Several messaging points can drive online or foot traffic and thus sales in 2022. First, that there will be more drug manufacturers working to get new treatments of COVID approved and out to consumers who fall ill. Second, with new variants likely to emerge, there will be continual demand for at-home tests and medical supplies, such as readily available masks and sanitizer. Finally, the CDC seems likely to continually approve different first-time vaccine and/or booster series, such as the recent vaccine for children under 5 years old, which will continue to spur ad spend around related messaging.

With such opportunities, marketers have increased ad spend in January to May 2022 vs. 2021 by +11% already.

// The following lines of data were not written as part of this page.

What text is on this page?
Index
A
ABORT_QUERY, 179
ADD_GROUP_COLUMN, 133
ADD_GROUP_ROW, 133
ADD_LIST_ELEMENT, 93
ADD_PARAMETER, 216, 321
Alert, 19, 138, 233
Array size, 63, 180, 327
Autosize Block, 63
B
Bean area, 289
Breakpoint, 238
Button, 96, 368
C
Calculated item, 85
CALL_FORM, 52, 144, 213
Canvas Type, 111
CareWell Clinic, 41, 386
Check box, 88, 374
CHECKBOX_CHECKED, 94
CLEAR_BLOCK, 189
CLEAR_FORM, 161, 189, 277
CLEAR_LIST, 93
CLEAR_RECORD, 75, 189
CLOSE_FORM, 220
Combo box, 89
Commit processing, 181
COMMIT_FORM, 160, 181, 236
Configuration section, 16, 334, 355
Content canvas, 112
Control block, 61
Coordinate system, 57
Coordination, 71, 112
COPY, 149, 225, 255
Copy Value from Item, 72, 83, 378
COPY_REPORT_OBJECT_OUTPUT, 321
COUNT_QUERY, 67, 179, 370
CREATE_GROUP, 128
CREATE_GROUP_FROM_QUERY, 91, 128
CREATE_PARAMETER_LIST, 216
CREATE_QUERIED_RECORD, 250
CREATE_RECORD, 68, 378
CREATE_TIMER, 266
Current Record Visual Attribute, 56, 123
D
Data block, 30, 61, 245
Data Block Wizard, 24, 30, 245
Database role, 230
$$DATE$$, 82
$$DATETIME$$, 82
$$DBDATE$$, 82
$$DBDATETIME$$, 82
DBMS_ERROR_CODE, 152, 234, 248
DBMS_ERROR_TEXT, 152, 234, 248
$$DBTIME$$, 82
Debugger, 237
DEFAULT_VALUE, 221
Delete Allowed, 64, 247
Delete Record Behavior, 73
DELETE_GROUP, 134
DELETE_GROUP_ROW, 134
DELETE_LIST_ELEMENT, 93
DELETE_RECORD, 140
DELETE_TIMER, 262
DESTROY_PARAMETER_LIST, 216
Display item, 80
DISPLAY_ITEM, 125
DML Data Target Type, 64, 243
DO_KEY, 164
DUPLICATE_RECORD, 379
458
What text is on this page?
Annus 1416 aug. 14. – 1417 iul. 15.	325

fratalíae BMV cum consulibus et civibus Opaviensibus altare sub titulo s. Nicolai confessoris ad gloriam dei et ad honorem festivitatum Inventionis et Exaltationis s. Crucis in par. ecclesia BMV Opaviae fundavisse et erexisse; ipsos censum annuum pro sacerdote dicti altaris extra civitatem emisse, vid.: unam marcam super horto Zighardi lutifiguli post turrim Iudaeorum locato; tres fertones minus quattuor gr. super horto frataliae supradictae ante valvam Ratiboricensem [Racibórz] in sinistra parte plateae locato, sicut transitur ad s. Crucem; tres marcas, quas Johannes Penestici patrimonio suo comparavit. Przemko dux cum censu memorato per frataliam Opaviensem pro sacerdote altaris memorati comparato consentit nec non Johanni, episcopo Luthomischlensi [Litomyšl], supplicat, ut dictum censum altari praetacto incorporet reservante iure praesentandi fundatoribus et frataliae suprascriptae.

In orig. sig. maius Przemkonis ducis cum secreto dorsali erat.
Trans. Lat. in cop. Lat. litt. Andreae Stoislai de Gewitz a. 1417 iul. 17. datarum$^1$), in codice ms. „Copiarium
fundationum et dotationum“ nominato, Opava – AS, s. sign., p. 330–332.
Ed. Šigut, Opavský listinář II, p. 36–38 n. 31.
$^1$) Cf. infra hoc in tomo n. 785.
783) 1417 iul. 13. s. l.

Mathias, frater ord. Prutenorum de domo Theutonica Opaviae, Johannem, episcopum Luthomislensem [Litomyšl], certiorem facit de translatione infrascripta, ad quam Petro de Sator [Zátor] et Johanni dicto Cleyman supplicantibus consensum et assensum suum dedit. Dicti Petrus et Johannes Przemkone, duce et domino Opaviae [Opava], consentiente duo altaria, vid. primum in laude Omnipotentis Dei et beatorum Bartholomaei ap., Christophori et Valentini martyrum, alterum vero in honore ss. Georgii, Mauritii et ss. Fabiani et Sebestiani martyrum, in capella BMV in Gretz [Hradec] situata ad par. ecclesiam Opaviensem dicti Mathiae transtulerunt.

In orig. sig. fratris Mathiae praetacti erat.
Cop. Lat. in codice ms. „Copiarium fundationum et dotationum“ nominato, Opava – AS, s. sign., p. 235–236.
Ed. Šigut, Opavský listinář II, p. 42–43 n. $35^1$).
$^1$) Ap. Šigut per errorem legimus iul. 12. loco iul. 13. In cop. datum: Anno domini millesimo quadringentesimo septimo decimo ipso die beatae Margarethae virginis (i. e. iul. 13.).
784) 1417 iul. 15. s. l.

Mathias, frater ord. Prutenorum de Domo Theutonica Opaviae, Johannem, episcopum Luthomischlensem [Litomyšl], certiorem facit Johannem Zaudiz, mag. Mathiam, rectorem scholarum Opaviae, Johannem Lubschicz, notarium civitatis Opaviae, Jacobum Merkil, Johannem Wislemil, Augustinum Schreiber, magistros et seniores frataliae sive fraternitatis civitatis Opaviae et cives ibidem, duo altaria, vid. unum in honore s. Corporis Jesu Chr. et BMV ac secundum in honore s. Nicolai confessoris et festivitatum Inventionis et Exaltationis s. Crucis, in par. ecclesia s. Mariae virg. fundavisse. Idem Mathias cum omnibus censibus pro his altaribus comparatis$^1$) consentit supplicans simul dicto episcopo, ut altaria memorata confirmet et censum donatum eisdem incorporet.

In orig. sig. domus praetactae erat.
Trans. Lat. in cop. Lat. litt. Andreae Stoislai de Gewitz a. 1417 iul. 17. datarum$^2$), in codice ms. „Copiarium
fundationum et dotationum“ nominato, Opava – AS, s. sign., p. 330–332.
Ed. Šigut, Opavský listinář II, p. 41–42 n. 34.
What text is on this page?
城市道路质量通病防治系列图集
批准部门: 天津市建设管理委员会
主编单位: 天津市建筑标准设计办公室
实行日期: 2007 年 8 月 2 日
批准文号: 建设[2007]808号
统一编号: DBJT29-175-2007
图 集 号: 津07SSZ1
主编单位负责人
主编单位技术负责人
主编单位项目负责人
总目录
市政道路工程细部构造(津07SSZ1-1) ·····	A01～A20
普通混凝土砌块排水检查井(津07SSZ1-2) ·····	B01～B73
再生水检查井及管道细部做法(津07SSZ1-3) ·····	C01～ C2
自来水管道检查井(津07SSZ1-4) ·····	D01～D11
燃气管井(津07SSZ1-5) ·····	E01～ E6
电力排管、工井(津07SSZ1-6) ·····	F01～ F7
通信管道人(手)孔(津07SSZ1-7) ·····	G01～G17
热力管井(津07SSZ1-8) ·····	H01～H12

Like 2021 patterns, the increased communication spanned all media touchpoints, with the exception of newspaper declines.

Although it remains to be seen if May 2022, which newly fell -2% vs. last year after six prior months of lift, will mark the start of a lull for the sector.

Looking ahead

Despite the emerging Wellness ad investment slowdown, relatively stable supermarket/retail pharmacy investment, coupled with the halo effect of relatively stable pharmaceutical (Rx + O-T-C) investment, will raise consumer awareness and consideration to drive sales.

As the pandemic continually evolves, the health-minded focus is presumably here to stay in the U.S., which represents an evergreen opportunity for the aforementioned product subcategories.

The emergence of recessionary dynamics will be a key factor, determining if these sectors pump the brakes on the former robust influx of ad dollars to the space.

Pharma- and Wellness-related brands must think strategically, develop integrated communication efforts to best approach consumers and differentiate in the post-COVID era.

Nicole McCurnin is director at Advertising Insights.